8. Pack a Comprehensive Travel and First Aid Kit
A well-stocked kit doesn’t have to be big; pain relief, antihistamines, plasters, antiseptic wipes, rehydration sachets, any prescription meds you take regularly, and something for an upset stomach – because travel has a funny way of disagreeing with your digestive system at the worst possible moment.
If you’re heading somewhere with a malaria risk, get in touch with your GP or a travel clinic well ahead of time to sort out antimalarials. Having the basics within arm’s reach keeps small problems from turning into big ones, and saves you the headache of trying to mime “I need ibuprofen” to a pharmacist who understandably has no idea what you’re saying.
9. Ship Your Luggage to Your Destination
Here’s a travel hack that almost nobody talks about, and it’s genuinely one of the better ones out there; just ship your luggage ahead. Think about how much of the worst parts of travelling involve your bags. Dragging them through terminals. Hauling them up flights of stairs. Wrestling them onto transfer buses while someone behind you sighs loudly.
It takes a real physical toll and the back pain and shoulder strain that quietly plagues so many travellers is largely avoidable. But honestly, the mental side of it might be the bigger win. No queuing at check-in. No shuffling through security with an overstuffed trolley threatening to tip over.

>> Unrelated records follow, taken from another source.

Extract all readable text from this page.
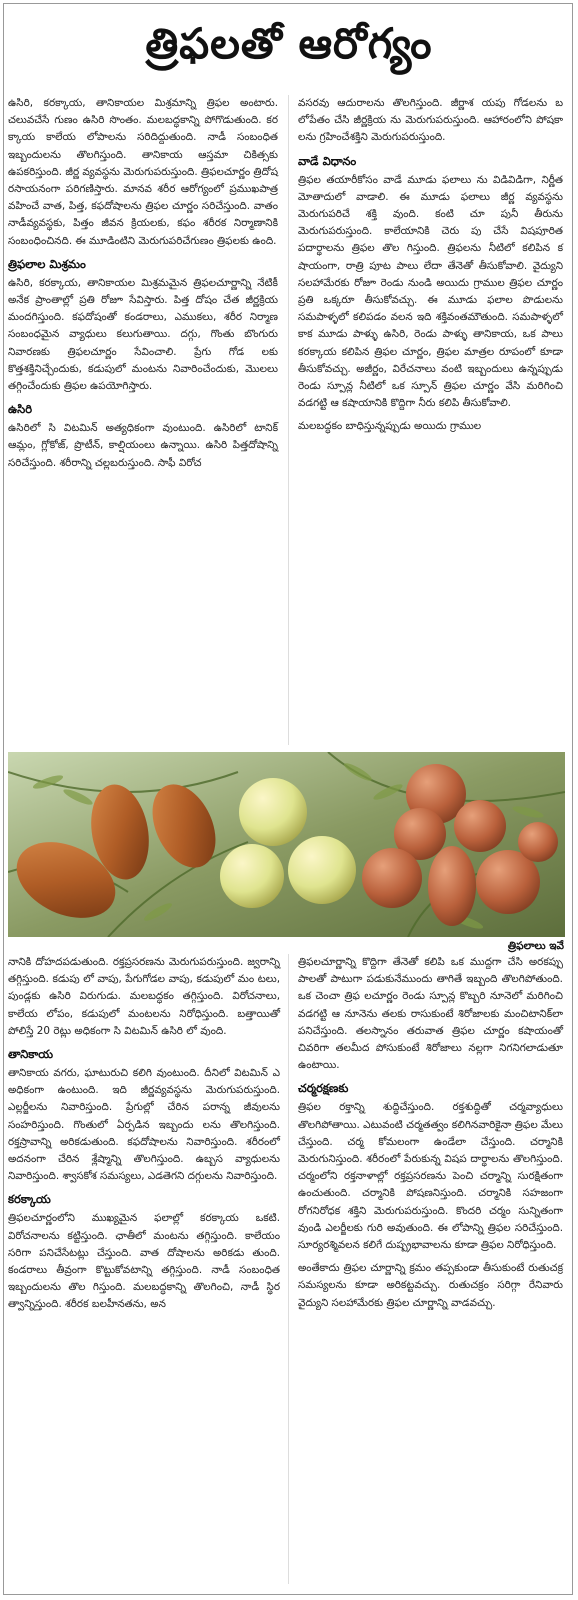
త్రిఫలతో ఆరోగ్యం

ఉసిరి, కరక్కాయ, తానికాయల మిశ్రమాన్ని త్రిఫల అంటారు. చలువచేసే గుణం ఉసిరి సొంతం. మలబద్ధకాన్ని పోగొడుతుంది. కర క్కాయ కాలేయ లోపాలను సరిదిద్దుతుంది. నాడీ సంబంధిత ఇబ్బందులను తొలగిస్తుంది. తానికాయ ఆస్తమా చికిత్సకు ఉపకరిస్తుంది. జీర్ణ వ్యవస్థను మెరుగుపరుస్తుంది. త్రిఫలచూర్ణం త్రిదోష రసాయనంగా పరిగణిస్తారు. మానవ శరీర ఆరోగ్యంలో ప్రముఖపాత్ర వహించే వాత, పిత్త, కఫదోషాలను త్రిఫల చూర్ణం సరిచేస్తుంది. వాతం నాడీవ్యవస్థకు, పిత్తం జీవన క్రియలకు, కఫం శరీరక నిర్మాణానికి సంబంధించినది. ఈ మూడింటిని మెరుగుపరిచేగుణం త్రిఫలకు ఉంది.

త్రిఫలాల మిశ్రమం

ఉసిరి, కరక్కాయ, తానికాయల మిశ్రమమైన త్రిఫలచూర్ణాన్ని నేటికీ అనేక ప్రాంతాల్లో ప్రతి రోజూ సేవిస్తారు. పిత్త దోషం చేత జీర్ణక్రియ మందగిస్తుంది. కఫదోషంతో కండరాలు, ఎముకలు, శరీర నిర్మాణ సంబంధమైన వ్యాధులు కలుగుతాయి. దగ్గు, గొంతు బొంగురు నివారణకు త్రిఫలచూర్ణం సేవించాలి. ప్రేగు గోడ లకు కొత్తశక్తినిచ్చేందుకు, కడుపులో మంటను నివారించేందుకు, మొలలు తగ్గించేందుకు త్రిఫల ఉపయోగిస్తారు.

ఉసిరి

ఉసిరిలో సి విటమిన్ అత్యధికంగా వుంటుంది. ఉసిరిలో టానిక్ ఆమ్లం, గ్లోకోజ్, ప్రొటీన్, కాల్షియంలు ఉన్నాయి. ఉసిరి పిత్తదోషాన్ని సరిచేస్తుంది. శరీరాన్ని చల్లబరుస్తుంది. సాఫీ విరోచ

వసరవు ఆదురాలను తొలగిస్తుంది. జీర్ణాశ యపు గోడలను బ లోపేతం చేసి జీర్ణక్రియ ను మెరుగుపరుస్తుంది. ఆహారంలోని పోషకా లను గ్రహించేశక్తిని మెరుగుపరుస్తుంది.

వాడే విధానం

త్రిఫల తయారీకోసం వాడే మూడు ఫలాలు ను విడివిడిగా, నిర్ణీత మోతాదులో వాడాలి. ఈ మూడు ఫలాలు జీర్ణ వ్యవస్థను మెరుగుపరిచే శక్తి వుంది. కంటి చూ పునీ తీరును మెరుగుపరుస్తుంది. కాలేయానికి చెరు పు చేసే విషపూరిత పదార్థాలను త్రిఫల తొల గిస్తుంది. త్రిఫలను నీటిలో కలిపిన క షాయంగా, రాత్రి పూట పాలు లేదా తేనెతో తీసుకోవాలి. వైద్యుని సలహామేరకు రోజూ రెండు నుండి అయిదు గ్రాముల త్రిఫల చూర్ణం ప్రతి ఒక్కరూ తీసుకోవచ్చు. ఈ మూడు ఫలాల పొడులను సమపాళ్ళలో కలిపడం వలన ఇది శక్తివంతమౌతుంది. సమపాళ్ళలో కాక మూడు పాళ్ళు ఉసిరి, రెండు పాళ్ళు తానికాయ, ఒక పాలు కరక్కాయ కలిపిన త్రిఫల చూర్ణం, త్రిఫల మాత్రల రూపంలో కూడా తీసుకోవచ్చు. అజీర్ణం, విరేచనాలు వంటి ఇబ్బందులు ఉన్నప్పుడు రెండు స్పూన్ల నీటిలో ఒక స్పూన్ త్రిఫల చూర్ణం వేసి మరిగించి వడగట్టి ఆ కషాయానికి కొద్దిగా నీరు కలిపి తీసుకోవాలి.

మలబద్ధకం బాధిస్తున్నప్పుడు అయిదు గ్రాముల

త్రిఫలాలు ఇవే

నానికి దోహదపడుతుంది. రక్తప్రసరణను మెరుగుపరుస్తుంది. జ్వరాన్ని తగ్గిస్తుంది. కడుపు లో వాపు, పేగుగోడల వాపు, కడుపులో మం టలు, పుండ్లకు ఉసిరి విరుగుడు. మలబద్ధకం తగ్గిస్తుంది. విరోచనాలు, కాలేయ లోపం, కడుపులో మంటలను నిరోధిస్తుంది. బత్తాయితో పోలిస్తే 20 రెట్లు అధికంగా సి విటమిన్ ఉసిరి లో వుంది.

తానికాయ

తానికాయ వగరు, ఘాటురుచి కలిగి వుంటుంది. దీనిలో విటమిన్ ఎ అధికంగా ఉంటుంది. ఇది జీర్ణవ్యవస్థను మెరుగుపరుస్తుంది. ఎల్లర్జీలను నివారిస్తుంది. ప్రేగుల్లో చేరిన పరాన్న జీవులను సంహరిస్తుంది. గొంతులో ఏర్పడిన ఇబ్బందు లను తొలగిస్తుంది. రక్తస్రావాన్ని అరికడుతుంది. కఫదోషాలను నివారిస్తుంది. శరీరంలో అదనంగా చేరిన శ్లేష్మాన్ని తొలగిస్తుంది. ఉబ్బస వ్యాధులను నివారిస్తుంది. శ్వాసకోశ సమస్యలు, ఎడతెగని దగ్గులను నివారిస్తుంది.

కరక్కాయ

త్రిఫలచూర్ణంలోని ముఖ్యమైన ఫలాల్లో కరక్కాయ ఒకటి. విరోచనాలను కట్టిస్తుంది. ఛాతీలో మంటను తగ్గిస్తుంది. కాలేయం సరిగా పనిచేసేటట్లు చేస్తుంది. వాత దోషాలను అరికడు తుంది. కండరాలు తీవ్రంగా కొట్టుకోవటాన్ని తగ్గిస్తుంది. నాడీ సంబంధిత ఇబ్బందులను తొల గిస్తుంది. మలబద్ధకాన్ని తొలగించి, నాడీ స్థిర త్వాన్నిస్తుంది. శరీరక బలహీనతను, అన

త్రిఫలచూర్ణాన్ని కొద్దిగా తేనెతో కలిపి ఒక ముద్దగా చేసి అరకప్పు పాలతో పాటుగా పడుకునేముందు తాగితే ఇబ్బంది తొలగిపోతుంది. ఒక చెంచా త్రిఫ లచూర్ణం రెండు స్పూన్ల కొబ్బరి నూనెలో మరిగించి వడగట్టి ఆ నూనెను తలకు రాసుకుంటే శిరోజాలకు మంచిటానిక్‌లా పనిచేస్తుంది. తలస్నానం తరువాత త్రిఫల చూర్ణం కషాయంతో చివరిగా తలమీద పోసుకుంటే శిరోజాలు నల్లగా నిగనిగలాడుతూ ఉంటాయి.

చర్మరక్షణకు

త్రిఫల రక్తాన్ని శుద్ధిచేస్తుంది. రక్తశుద్ధితో చర్మవ్యాధులు తొలగిపోతాయి. ఎటువంటి చర్మతత్వం కలిగినవారికైనా త్రిఫల మేలు చేస్తుంది. చర్మ కోమలంగా ఉండేలా చేస్తుంది. చర్మానికి మెరుగునిస్తుంది. శరీరంలో పేరుకున్న విషప దార్థాలను తొలగిస్తుంది. చర్మంలోని రక్తనాళాల్లో రక్తప్రసరణను పెంచి చర్మాన్ని సురక్షితంగా ఉంచుతుంది. చర్మానికి పోషణనిస్తుంది. చర్మానికి సహజంగా రోగనిరోధక శక్తిని మెరుగుపరుస్తుంది. కొందరి చర్మం సున్నితంగా వుండి ఎలర్జీలకు గురి అవుతుంది. ఈ లోపాన్ని త్రిఫల సరిచేస్తుంది. సూర్యరశ్మివలన కలిగే దుష్ప్రభావాలను కూడా త్రిఫల నిరోధిస్తుంది.

అంతేకాదు త్రిఫల చూర్ణాన్ని క్రమం తప్పకుండా తీసుకుంటే రుతుచక్ర సమస్యలను కూడా అరికట్టవచ్చు. రుతుచక్రం సరిగ్గా రేనివారు వైద్యుని సలహామేరకు త్రిఫల చూర్ణాన్ని వాడవచ్చు.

No standing at the baggage carousel quietly catastrophising about whether your suitcase actually made the connection. Your bags are tracked, insured, and sitting at your hotel waiting for you and that small shift in how a journey begins changes the whole feel of a trip from the moment you step out your front door.
Travel is one of the most enriching and joyful things you can do, and with a little bit of preparation and some mindful habits along the way, there is absolutely no reason why you cannot come home feeling better than when you left. Now go and have the most brilliant adventure.